In 1973, Delos was born. She named her company after the birthplace of the Sun god Apollo, who brought music and healing to the world, elements Amelia Haygood always felt to be closely connected with each other and with her own life. Believing as she did that music had the immense power to reach and heal people, Delos was a natural extension of the work she already had been doing for decades in psychotherapy and family counseling.
It was a whole new life for this remarkable woman in the 34 years she led Delos. She consistently kept her company on the leading edge of developments in sound recording, working closely with pioneers in the field, and initiating trends in the industry. Until the last months of a 12-year battle with cancer, Amelia remained Executive Producer of all recording projects, maintaining artistic and quality control through the various stages of recording, post-production, manufacture and packaging. One of Amelia’s greatest joys was to share the enthusiasms and activities of her younger staff. Her intense interest in people, and her vast experience in communicating with people from all walks of life and cultural backgrounds, gave Delos a unique perspective and direction.
From Jim Svejda’s Tribute Program (Radio) to Amelia Haygood:
Yesterday I got the sad news that one of my genuine heroes passed away on Monday.
Amelia Haygood, the Founder and President of Delos Records, died after a 12-year struggle, an heroic — I should say typically heroic — 12-year struggle against cancer.
Delos Records — one of not only the most inventive and imaginative, but certainly one of the most heroic, of all recording companies; and since its inception a recording company that was and remains what recording companies should be.
Not a company that releases the latest useless Beethoven Symphony recording by the latest hot young conductor, but a record company that always seemed to record things that its founder, Amelia Haygood, simply wanted to hear. And she did it with guts and intelligence and taste, and just an absolute stubborn refusal to do anything by half measures, or to do anything that even began to smack of the routine or the mediocre.
One of my White Knights passed away this Monday at the age of 87…
Over the years I had the honor of writing the liner notes for a number of Delos recordings; and after the first one or two of those I stopped asking Amelia “OK, so what are these notes for.” I didn’t need to ask.

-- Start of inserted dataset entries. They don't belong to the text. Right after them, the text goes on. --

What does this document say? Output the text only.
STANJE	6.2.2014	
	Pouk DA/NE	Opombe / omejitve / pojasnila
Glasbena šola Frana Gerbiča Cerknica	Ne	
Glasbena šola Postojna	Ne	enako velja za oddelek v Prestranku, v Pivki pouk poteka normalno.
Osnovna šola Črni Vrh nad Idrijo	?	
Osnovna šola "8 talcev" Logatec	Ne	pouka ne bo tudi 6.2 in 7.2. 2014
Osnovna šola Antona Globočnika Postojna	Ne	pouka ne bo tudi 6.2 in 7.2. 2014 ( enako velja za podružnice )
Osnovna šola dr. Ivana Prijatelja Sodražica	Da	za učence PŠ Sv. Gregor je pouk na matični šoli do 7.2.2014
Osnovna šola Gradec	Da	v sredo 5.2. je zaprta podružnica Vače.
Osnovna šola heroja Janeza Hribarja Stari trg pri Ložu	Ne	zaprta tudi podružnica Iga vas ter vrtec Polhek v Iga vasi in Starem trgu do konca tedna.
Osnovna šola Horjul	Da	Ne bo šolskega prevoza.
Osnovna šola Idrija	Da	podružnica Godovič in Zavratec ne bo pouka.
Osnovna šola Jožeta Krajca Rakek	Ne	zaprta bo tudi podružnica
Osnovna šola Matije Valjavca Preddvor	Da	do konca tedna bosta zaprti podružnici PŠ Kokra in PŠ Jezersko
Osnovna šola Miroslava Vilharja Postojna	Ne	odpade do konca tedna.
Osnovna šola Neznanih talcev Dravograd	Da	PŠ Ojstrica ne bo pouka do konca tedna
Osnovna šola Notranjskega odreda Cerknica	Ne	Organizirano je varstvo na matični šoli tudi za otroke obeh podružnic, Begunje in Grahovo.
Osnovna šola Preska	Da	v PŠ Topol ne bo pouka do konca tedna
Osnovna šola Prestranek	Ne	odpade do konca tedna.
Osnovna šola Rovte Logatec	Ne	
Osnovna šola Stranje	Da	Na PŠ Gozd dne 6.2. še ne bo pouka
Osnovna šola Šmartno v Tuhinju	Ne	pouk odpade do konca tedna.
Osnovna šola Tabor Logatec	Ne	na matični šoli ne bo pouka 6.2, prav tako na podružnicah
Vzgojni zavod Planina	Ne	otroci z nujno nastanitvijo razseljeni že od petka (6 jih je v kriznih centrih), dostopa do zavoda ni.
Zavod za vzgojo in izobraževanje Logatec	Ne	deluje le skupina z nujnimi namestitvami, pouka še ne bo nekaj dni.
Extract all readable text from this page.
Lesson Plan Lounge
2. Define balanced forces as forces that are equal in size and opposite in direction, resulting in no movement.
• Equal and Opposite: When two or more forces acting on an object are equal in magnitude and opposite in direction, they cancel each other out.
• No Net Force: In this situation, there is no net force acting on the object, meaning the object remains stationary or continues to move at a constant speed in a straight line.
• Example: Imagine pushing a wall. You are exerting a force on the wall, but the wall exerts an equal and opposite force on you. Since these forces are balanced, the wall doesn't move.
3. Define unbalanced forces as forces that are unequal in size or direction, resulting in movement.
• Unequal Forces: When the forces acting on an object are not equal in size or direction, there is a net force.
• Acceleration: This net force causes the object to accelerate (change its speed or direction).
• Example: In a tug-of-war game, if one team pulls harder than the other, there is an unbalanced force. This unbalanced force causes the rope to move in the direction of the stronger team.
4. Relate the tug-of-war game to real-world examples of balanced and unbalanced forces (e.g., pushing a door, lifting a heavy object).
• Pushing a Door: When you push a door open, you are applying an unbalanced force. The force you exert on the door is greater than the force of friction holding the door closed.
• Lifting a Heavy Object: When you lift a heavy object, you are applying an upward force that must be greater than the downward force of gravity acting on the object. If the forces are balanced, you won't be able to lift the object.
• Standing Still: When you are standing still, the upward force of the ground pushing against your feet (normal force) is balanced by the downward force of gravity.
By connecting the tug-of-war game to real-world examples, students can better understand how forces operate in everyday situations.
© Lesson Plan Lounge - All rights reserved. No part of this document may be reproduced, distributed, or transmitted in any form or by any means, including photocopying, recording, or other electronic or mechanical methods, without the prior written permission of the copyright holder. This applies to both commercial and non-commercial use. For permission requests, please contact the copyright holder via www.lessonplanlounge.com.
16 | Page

I knew that if Amelia was bringing something out it was going to be a recording of the highest possible quality, not only in terms o
f the performance but the recorded sound. And it was going to be immensely interesting and worth hearing, for the simple reason that Amelia Haygood and Delos never brought out anything that wasn’t. That’s the kind of recording company it was and remains.
During this evening’s program we are saying goodbye to the wonderful Amelia Haygood…
The music heard tonight — in memory of Amelia Haygood, the founder and president of Delos Records… To Carol Rosenberger and all our friends at Delos, from all their friends at Classical KUSC, our deepest condolences.